MANILA, Philippines — Most of Wednesday’s trial went to Vice President Sara Duterte’s defense panel’s cross-examination of the prosecution’s first witness, National Bureau of Investigation agent John Mark Calilung.
Calilung was the one who authenticated the video of Duterte’s Nov. 23, 2024 press conference — the evidence underpinning Article IV, which prosecutors have called the most straightforward of the four charges against Duterte.
Much of the questioning was an perusal of documents defense counsel Carlo Narvasa presented to the witness, leading to queries on chain-of-command that prompted the NBI investigation on Duterte’s threats.
Presiding officer Chiz Escudero decided not to strike from record the prosecution’s statement a day before when it addressed Sen. Risa Hontiveros’ question on whether Duterte’s words alone amounted to an impeachable offense. Prosecution counsel Amando Ligutan had delivered what some senators described as an “eloquent” though premature “closing statement” arguing that the video proves Duterte’s intent to kill President Ferdinand Marcos Jr. and his family.
Instead, Escudero gave the defense panel a similar turn at the microphone toward the end of the trial’s third day.
Addressing the court, defense counsel Mark Vinluan argued that the “kill” remarks Duterte uttered in 2024 — the heart of the first phase of her impeachment trial — do not qualify as an impeachable offense as there is no proof she hired an actual assassin.
1. Defense argues no proof of a hired assassin
Vinluan claimed the prosecution’s own evidence falls short of showing Duterte contracted an individual to kill.
He pointed to a statement prosecutors made a day earlier — that the video “may not actually 100% prove” any hiring.
“The prosecution admitted that the video does not prove any fact other than its existence,” Vinluan said. “In simple words, there is no proof of any contracting of an assassin.”

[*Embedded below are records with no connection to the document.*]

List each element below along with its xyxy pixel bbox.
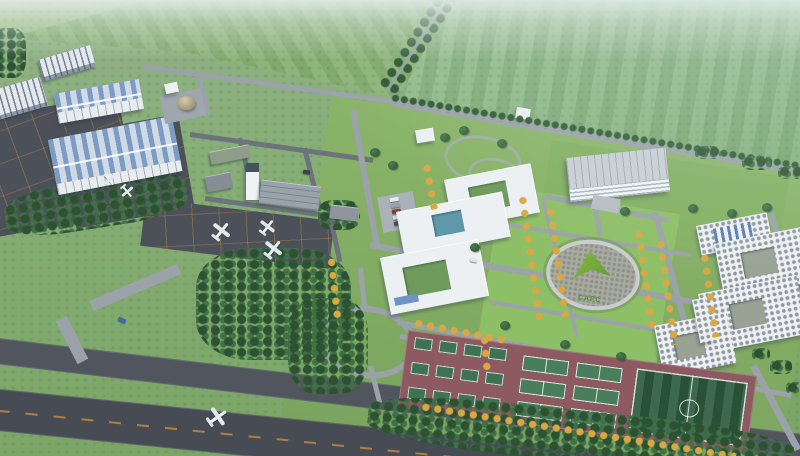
- control-tower: [246, 163, 259, 200]
- basketball-court: [414, 337, 433, 351]
- shrub: [752, 348, 770, 360]
- tree: [620, 207, 630, 216]
- tree: [459, 126, 469, 135]
- tree: [688, 204, 698, 213]
- volleyball-court: [522, 355, 570, 376]
- courtyard: [402, 260, 451, 298]
- tree: [388, 161, 398, 170]
- aerial-rendering: CAFC: [0, 0, 800, 456]
- tree: [500, 321, 510, 330]
- hedge-bush: [695, 146, 721, 159]
- basketball-court: [438, 340, 457, 354]
- dome-building: [178, 96, 195, 110]
- tree: [370, 148, 380, 157]
- car: [303, 170, 310, 175]
- tree: [616, 352, 626, 361]
- parked-car: [389, 197, 399, 203]
- atrium-courtyard: [431, 210, 465, 237]
- hedge-bush: [742, 156, 772, 170]
- tree: [470, 243, 480, 252]
- shrub: [770, 360, 792, 374]
- shrub: [786, 382, 800, 394]
- basketball-court: [460, 368, 479, 382]
- volleyball-court: [575, 362, 623, 383]
- hedge-bush: [778, 166, 800, 179]
- volleyball-court: [572, 385, 620, 406]
- basketball-court: [410, 362, 429, 376]
- tree: [497, 139, 507, 148]
- tree: [727, 209, 737, 218]
- gatehouse: [415, 128, 435, 144]
- parked-car: [391, 203, 401, 209]
- control-tower-cab: [246, 163, 259, 172]
- forest-patch: [0, 28, 26, 78]
- glass-band: [394, 294, 419, 306]
- courtyard: [740, 247, 778, 279]
- volleyball-court: [519, 378, 567, 399]
- forest-patch: [288, 298, 368, 394]
- tree: [560, 340, 570, 349]
- tree: [440, 133, 450, 142]
- basketball-court: [435, 365, 454, 379]
- tree: [762, 203, 772, 212]
- courtyard: [729, 298, 767, 330]
- arrow-emblem: [564, 247, 618, 287]
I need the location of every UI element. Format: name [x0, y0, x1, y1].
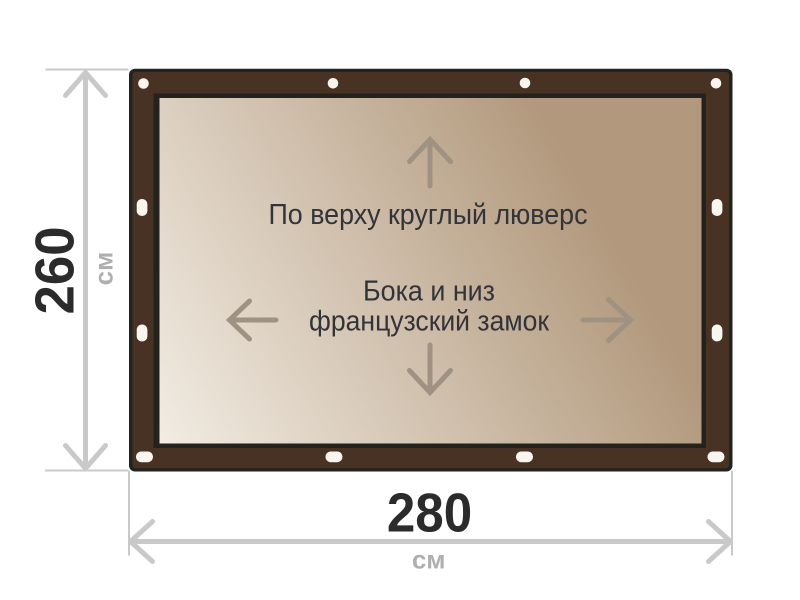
svg-text:французский замок: французский замок — [309, 305, 549, 337]
svg-text:По верху круглый люверс: По верху круглый люверс — [269, 199, 588, 231]
svg-text:260: 260 — [24, 226, 85, 314]
svg-text:280: 280 — [387, 483, 472, 544]
svg-text:Бока и низ: Бока и низ — [363, 276, 495, 308]
svg-text:см: см — [89, 252, 119, 286]
svg-text:см: см — [412, 545, 446, 575]
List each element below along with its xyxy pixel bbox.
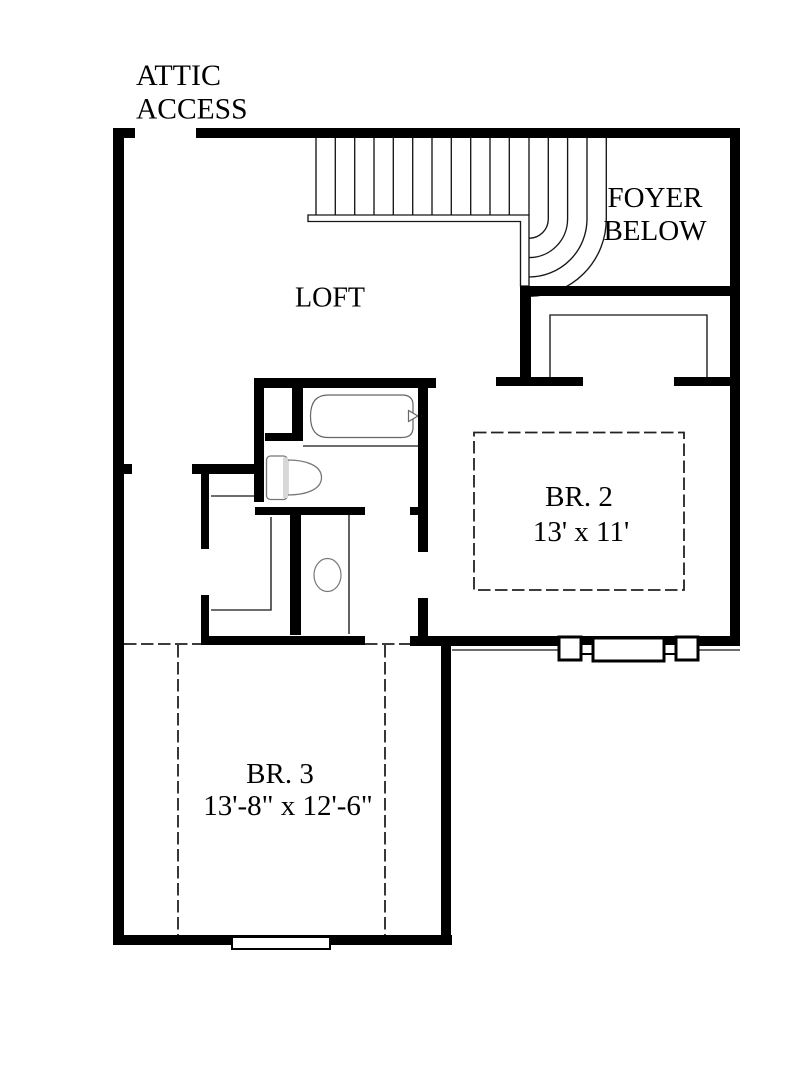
svg-text:BR. 2: BR. 2 xyxy=(545,481,613,513)
svg-text:ACCESS: ACCESS xyxy=(136,94,248,126)
svg-text:BELOW: BELOW xyxy=(603,215,707,247)
svg-text:ATTIC: ATTIC xyxy=(136,59,221,92)
svg-text:FOYER: FOYER xyxy=(607,182,703,214)
svg-text:LOFT: LOFT xyxy=(295,283,365,314)
svg-text:BR. 3: BR. 3 xyxy=(246,758,314,790)
svg-text:13'-8" x 12'-6": 13'-8" x 12'-6" xyxy=(203,790,372,822)
svg-text:13' x 11': 13' x 11' xyxy=(533,516,629,548)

The word “assassin,” he argued, came from people who took Duterte’s statements out of context.
Vinluan also said Duterte did not utter these remarks as vice president.
“When VP Sara uttered those words, she was not responding as Sara Duterte, the vice president, but Sara Duterte the wife, mother, daughter, and sister who only sought to protect her own and her family members’ lives,” he added.
The vice president was, Vinluan said, merely reacting to a real plot to kill her, one dubbed “Operation Romanov.”
In the NBI’s case, Vinluan said Duterte’s own account had been ignored. He cited the NBI’s records, including the questioning of journalists who covered the November briefing, to argue that the threat against her had been raised repeatedly and dismissed.
2. Duterte’s words tied to chief of staff’s detention
The defense pointed to the 2024 detention of Duterte’s chief of staff, Zuleika Lopez, as the main trigger provoked the vice president’s remarks.
In the video, Lopez is seen sobbing while taking questions during a Zoom press conference, while inside her detention room at the Batasang Pambansa complex.
She was detained there after being held in contempt by House lawmakers conducting a probe on the Office of the Vice President’s confidential funds. Duterte had snubbed this hearing.
Lopez was cited in contempt by the House good government committee over an OVP letter sent to state auditors seeking to withhold certain key audit documents. Lopez signed this letter.
After the defense showed the video, Hontiveros asked whether the defense was arguing that Duterte’s alleged threats were spurred by Lopez’s predicament.
Narvasa—the defense counsel who earlier cross-examined witness Calilung—said the point was broader than this and that the House had subjected Duterte and the people around her to what he called “systematic oppression.”
He said Lopez had been cited in contempt and detained even as she answered lawmakers’ questions, and that her lawyer was barred from being with her when authorities moved to transfer her to a women’s correctional facility.
3. Senator-judges join the questioning
The third day drew a wider set of senator-judges into the questioning, with at least a dozen taking turns examining Calilung after the cross-examination by the defense.
Beyond Cayetano, Hontiveros and Tulfo, those who asked questions included Senate President Sherwin Gatchalian and senator-judges Bam Aquino, Kiko Pangilinan, Joel Villanueva, Imee Marcos, Erwin Tulfo, Robin Padilla and Migz Zubiri, among others.
Aquino, noting the single witness had by then consumed most of two trial days, urged both sides to keep the coming testimonies “straight to the point,” calling the proceedings a “people’s tribunal” that the public was watching.